She does this every single night.
She comes into my bed, wakes me from what had been a good night’s sleep and disturbs me. I can never fall back asleep. She’s had three years of practicing this routine of hers. She has it down.
Before she leaps to jump over me, she stands at the side of my bed, stages her attack, and then lurches over me. I can sense her there, her body, her breath, her intention — I have one eye open. She gives me a stare that says both “let me in” and “I am scared.” I struggle with this caught in between letting her into my bed and teaching her how to stay in her bed.
She loves me so much. She wants to snuggle with me even when she sleeps. I know soon she will grow out of it. I know she will one day be a teenager and she won’t have any time for me. I know there are nights in which she is truly scared of the dark, of outside, of being too far from me. I remind myself of this: she is four.
On the nights when my old memories from childhood whisper in my ear: you’re old enough to sleep alone, nothing is going to get you, you have slept alone before, you’re a big girl now, I quiet them with this: I can change the story in my head.
It’s true. I am a parent. This is my child. And in the wee hours of the night, when something wakes her from her sleep, she needs to be comforted by me.

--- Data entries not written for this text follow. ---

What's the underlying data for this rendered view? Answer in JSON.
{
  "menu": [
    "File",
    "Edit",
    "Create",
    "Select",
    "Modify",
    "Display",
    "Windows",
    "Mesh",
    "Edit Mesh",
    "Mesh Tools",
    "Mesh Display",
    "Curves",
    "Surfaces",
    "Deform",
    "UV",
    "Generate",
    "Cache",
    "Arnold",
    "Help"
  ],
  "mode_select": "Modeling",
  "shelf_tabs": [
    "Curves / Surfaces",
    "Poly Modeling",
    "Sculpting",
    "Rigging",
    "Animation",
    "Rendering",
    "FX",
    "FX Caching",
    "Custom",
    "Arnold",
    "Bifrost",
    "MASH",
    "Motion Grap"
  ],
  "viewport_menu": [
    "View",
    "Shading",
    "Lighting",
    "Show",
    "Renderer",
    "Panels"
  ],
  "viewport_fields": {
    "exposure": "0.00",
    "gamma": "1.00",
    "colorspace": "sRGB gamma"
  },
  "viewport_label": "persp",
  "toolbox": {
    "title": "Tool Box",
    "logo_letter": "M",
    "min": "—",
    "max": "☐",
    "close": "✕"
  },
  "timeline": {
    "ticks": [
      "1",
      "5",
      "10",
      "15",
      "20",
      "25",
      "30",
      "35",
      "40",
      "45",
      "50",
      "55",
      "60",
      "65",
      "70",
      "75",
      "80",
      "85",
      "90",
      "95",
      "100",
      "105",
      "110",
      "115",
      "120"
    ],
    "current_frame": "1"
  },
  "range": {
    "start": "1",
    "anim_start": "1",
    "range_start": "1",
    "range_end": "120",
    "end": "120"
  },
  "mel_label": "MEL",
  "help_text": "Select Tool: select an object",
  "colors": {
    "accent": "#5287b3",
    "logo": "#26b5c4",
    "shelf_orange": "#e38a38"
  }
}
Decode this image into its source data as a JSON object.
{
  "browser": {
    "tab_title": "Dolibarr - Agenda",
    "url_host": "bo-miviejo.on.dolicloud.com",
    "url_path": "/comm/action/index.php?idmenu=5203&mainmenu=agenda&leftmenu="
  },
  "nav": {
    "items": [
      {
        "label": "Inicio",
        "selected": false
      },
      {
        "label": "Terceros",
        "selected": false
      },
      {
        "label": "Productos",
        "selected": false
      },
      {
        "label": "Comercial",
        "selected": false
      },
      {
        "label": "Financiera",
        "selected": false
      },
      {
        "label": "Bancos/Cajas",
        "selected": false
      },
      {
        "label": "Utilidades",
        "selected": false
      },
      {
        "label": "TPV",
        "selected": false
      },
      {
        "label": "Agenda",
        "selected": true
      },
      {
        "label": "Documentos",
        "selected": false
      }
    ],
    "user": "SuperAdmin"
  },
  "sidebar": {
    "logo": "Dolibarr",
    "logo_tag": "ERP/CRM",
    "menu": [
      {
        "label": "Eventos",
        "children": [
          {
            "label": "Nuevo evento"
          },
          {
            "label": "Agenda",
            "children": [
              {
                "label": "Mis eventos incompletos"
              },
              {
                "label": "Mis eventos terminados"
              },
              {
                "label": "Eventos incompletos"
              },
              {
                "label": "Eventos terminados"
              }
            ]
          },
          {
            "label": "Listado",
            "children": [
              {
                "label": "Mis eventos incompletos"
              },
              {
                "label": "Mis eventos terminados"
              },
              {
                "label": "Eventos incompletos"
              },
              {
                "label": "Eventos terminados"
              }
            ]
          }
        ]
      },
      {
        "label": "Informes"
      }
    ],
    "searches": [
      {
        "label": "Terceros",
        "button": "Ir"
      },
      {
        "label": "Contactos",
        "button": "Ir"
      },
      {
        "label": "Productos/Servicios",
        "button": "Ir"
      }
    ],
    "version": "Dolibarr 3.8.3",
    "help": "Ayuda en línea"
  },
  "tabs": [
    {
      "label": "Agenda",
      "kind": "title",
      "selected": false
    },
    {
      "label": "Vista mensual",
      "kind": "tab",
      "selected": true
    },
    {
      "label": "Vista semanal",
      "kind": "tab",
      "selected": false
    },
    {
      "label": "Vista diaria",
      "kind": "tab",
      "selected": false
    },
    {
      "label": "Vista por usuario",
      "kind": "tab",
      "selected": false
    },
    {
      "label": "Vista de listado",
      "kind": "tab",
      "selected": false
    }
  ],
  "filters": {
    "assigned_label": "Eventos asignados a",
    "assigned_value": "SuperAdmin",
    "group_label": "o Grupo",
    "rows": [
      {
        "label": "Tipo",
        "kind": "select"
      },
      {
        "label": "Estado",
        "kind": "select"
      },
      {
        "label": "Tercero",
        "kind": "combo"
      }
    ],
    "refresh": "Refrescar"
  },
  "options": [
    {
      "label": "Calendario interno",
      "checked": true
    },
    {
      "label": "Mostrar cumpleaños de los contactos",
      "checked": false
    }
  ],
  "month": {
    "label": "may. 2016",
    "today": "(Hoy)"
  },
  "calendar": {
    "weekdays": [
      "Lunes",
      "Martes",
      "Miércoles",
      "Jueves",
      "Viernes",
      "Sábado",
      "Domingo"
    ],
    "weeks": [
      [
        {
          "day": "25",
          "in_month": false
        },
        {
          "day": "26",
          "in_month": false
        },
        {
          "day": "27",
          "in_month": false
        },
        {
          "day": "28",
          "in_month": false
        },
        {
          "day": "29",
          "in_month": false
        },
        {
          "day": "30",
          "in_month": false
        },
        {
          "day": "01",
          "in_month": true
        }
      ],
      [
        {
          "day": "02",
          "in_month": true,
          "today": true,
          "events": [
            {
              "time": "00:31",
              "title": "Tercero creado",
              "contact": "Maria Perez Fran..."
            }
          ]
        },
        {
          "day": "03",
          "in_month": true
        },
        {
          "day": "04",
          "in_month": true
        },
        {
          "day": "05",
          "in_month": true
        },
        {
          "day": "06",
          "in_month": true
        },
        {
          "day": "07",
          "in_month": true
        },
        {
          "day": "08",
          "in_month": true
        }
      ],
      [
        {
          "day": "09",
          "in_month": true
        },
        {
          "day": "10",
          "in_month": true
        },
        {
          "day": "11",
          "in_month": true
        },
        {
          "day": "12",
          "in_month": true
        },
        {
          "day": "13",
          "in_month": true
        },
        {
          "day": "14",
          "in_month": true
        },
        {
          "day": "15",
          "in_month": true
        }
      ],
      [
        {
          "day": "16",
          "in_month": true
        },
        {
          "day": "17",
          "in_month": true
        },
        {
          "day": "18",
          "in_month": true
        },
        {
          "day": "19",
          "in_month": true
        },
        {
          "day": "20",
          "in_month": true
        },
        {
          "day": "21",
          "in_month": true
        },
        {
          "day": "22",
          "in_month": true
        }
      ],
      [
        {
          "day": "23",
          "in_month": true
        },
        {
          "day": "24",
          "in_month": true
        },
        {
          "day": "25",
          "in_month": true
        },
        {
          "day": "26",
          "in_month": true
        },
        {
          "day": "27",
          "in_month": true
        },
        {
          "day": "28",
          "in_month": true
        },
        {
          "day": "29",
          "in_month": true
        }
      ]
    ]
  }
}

Even when I am tired, exhausted from playing the role of referee, of making dinner, debating with her twin sister to eat her dinner, negotiating social interactions with her brother, even in my sleep, I need to show up for her (and her siblings).
It is no different than when they are sick. I wake up, even from my slumber, to take care of them.
As parents, it is our job to consistently, without (too much) judgement, show up for our kids every time. They need us, even in our sleep.